A crowd of about 60, mixed race and mostly older, attended the two-hour event, which was sponsored by the Harry T. and Harriette V. Moore Cultural Complex board of directors and the Humanity Task Force for Social Justice, Inc. Spectrum News 13 anchor Tammie Fields moderated the event.
Butler's presentation — entitled "Critical Race Theory: What it is, What it is not" — was followed by a robust Q&A with audience members.
The version of "critical race theory" assailed by conservative politicians and media critics, often in defense of contentious legislation and executive actions, is an intentional distortion, argued Butler, who has authored two books on the civil rights movement in Florida.
What those critics call critical race theory or "CRT" is a catch-all term, used to demonize what they view as "liberal" ideas about the history of race in the United States, Butler said.
"It is a weaponized word.

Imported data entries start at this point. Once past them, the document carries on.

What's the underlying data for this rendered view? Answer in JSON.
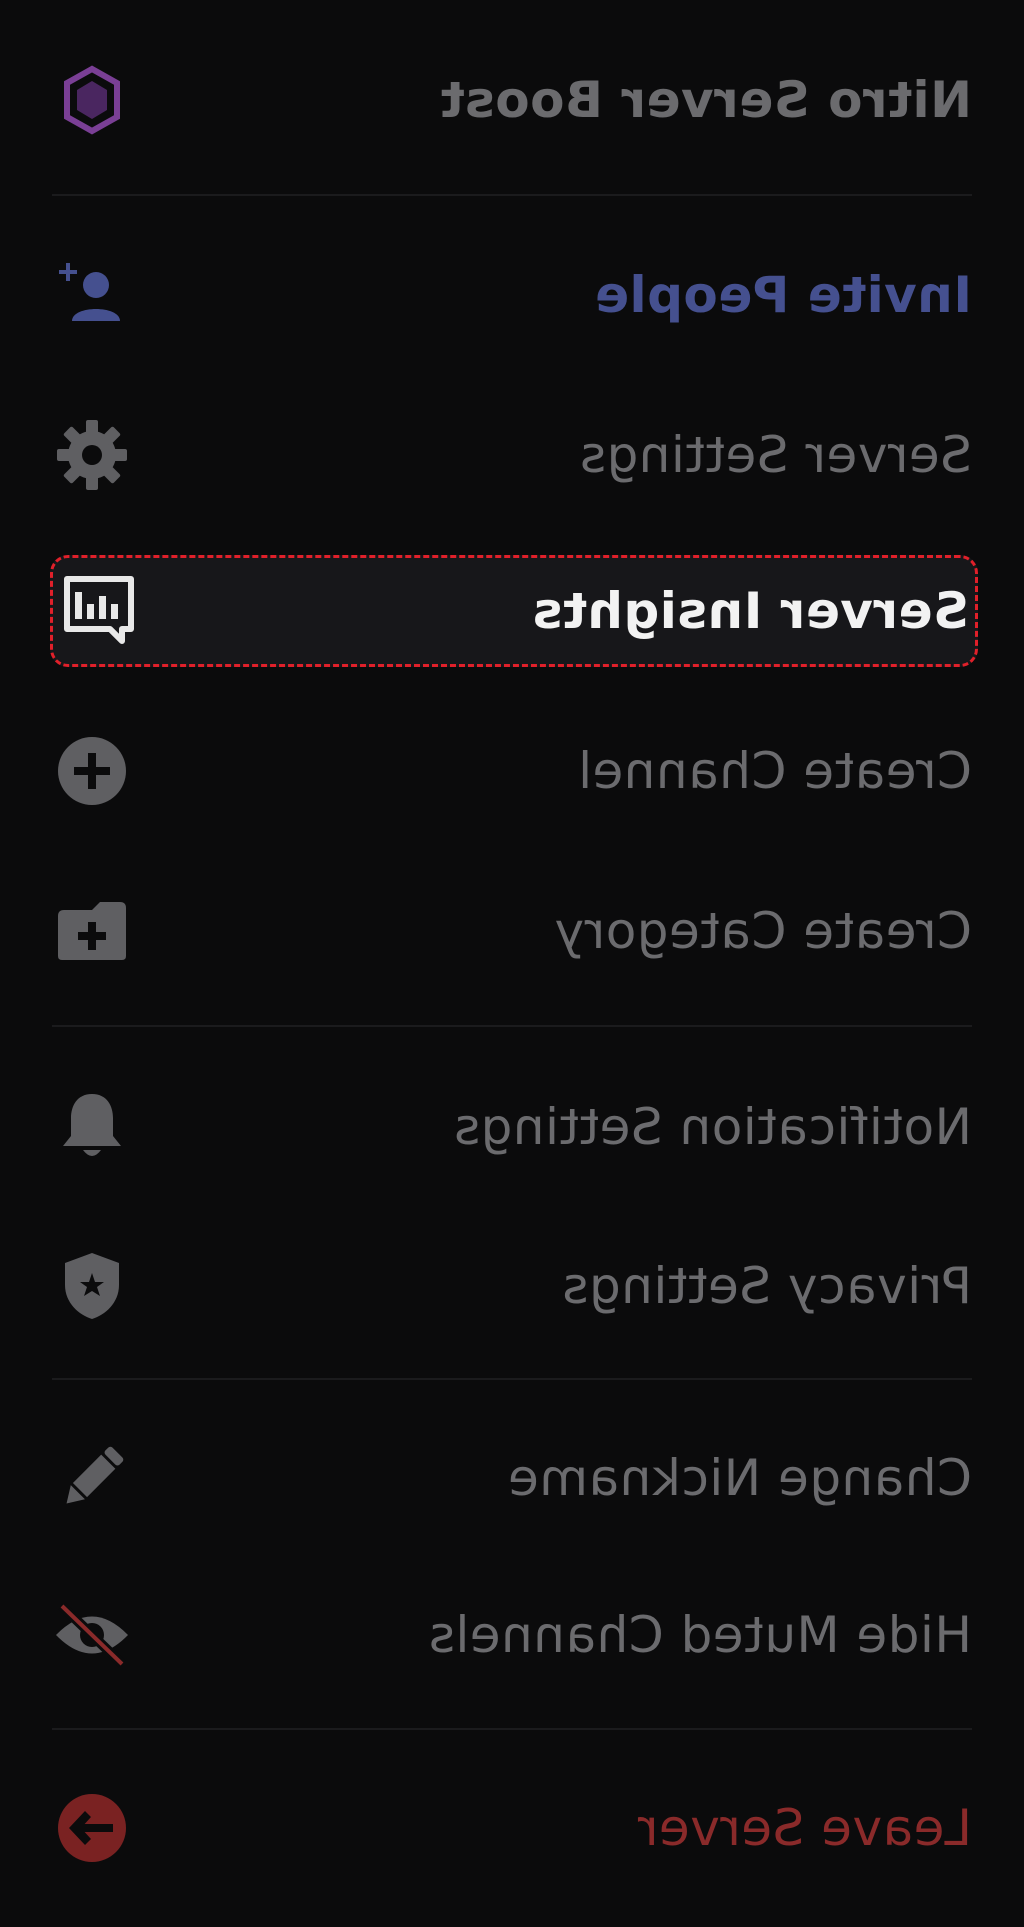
{
  "menu": {
    "nitro_boost": "Nitro Server Boost",
    "invite_people": "Invite People",
    "server_settings": "Server Settings",
    "server_insights": "Server Insights",
    "create_channel": "Create Channel",
    "create_category": "Create Category",
    "notification_settings": "Notification Settings",
    "privacy_settings": "Privacy Settings",
    "change_nickname": "Change Nickname",
    "hide_muted_channels": "Hide Muted Channels",
    "leave_server": "Leave Server"
  },
  "colors": {
    "background": "#0b0b0c",
    "muted_text": "#6b6b6e",
    "accent_blue": "#45508f",
    "danger_red": "#8a2a2a",
    "nitro_purple": "#7a3f95",
    "highlight_border": "#e0202a"
  },
  "icons": {
    "nitro_boost": "boost-gem-icon",
    "invite_people": "add-user-icon",
    "server_settings": "gear-icon",
    "server_insights": "insights-chart-icon",
    "create_channel": "plus-circle-icon",
    "create_category": "folder-plus-icon",
    "notification_settings": "bell-icon",
    "privacy_settings": "shield-star-icon",
    "change_nickname": "pencil-icon",
    "hide_muted_channels": "eye-slash-icon",
    "leave_server": "leave-arrow-icon"
  }
}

You can distort it, and present it in a way that's frightening, dangerous, scary," Butler said during his presentation.
The conflation only serves to obscure Black history and foil anything resembling constructive public debate, he said.
Butler pointed to a January incident in which he was disinvited from a seminar on the civil rights movement for Osceola County teachers when school officials worried, without evidence, that his talk would include critical race theory. The incident drew national headlines.
"It's so obviously used for political reasons that its interpretation at the local level leads citizens to argue with each other for reasons that have nothing to do with intellectual honesty. That's an example of this" he said.
In reality, critical race theory is a niche academic school of thought that is mainly taught in law school classrooms, he said, as one way of making sense of the history of law and the courts in light of the nation's ugly (and deeply entrenched) racial past. Critical race theorists typically argue that laws in the U.S. have historically been structured to favor white people over other races, for instance.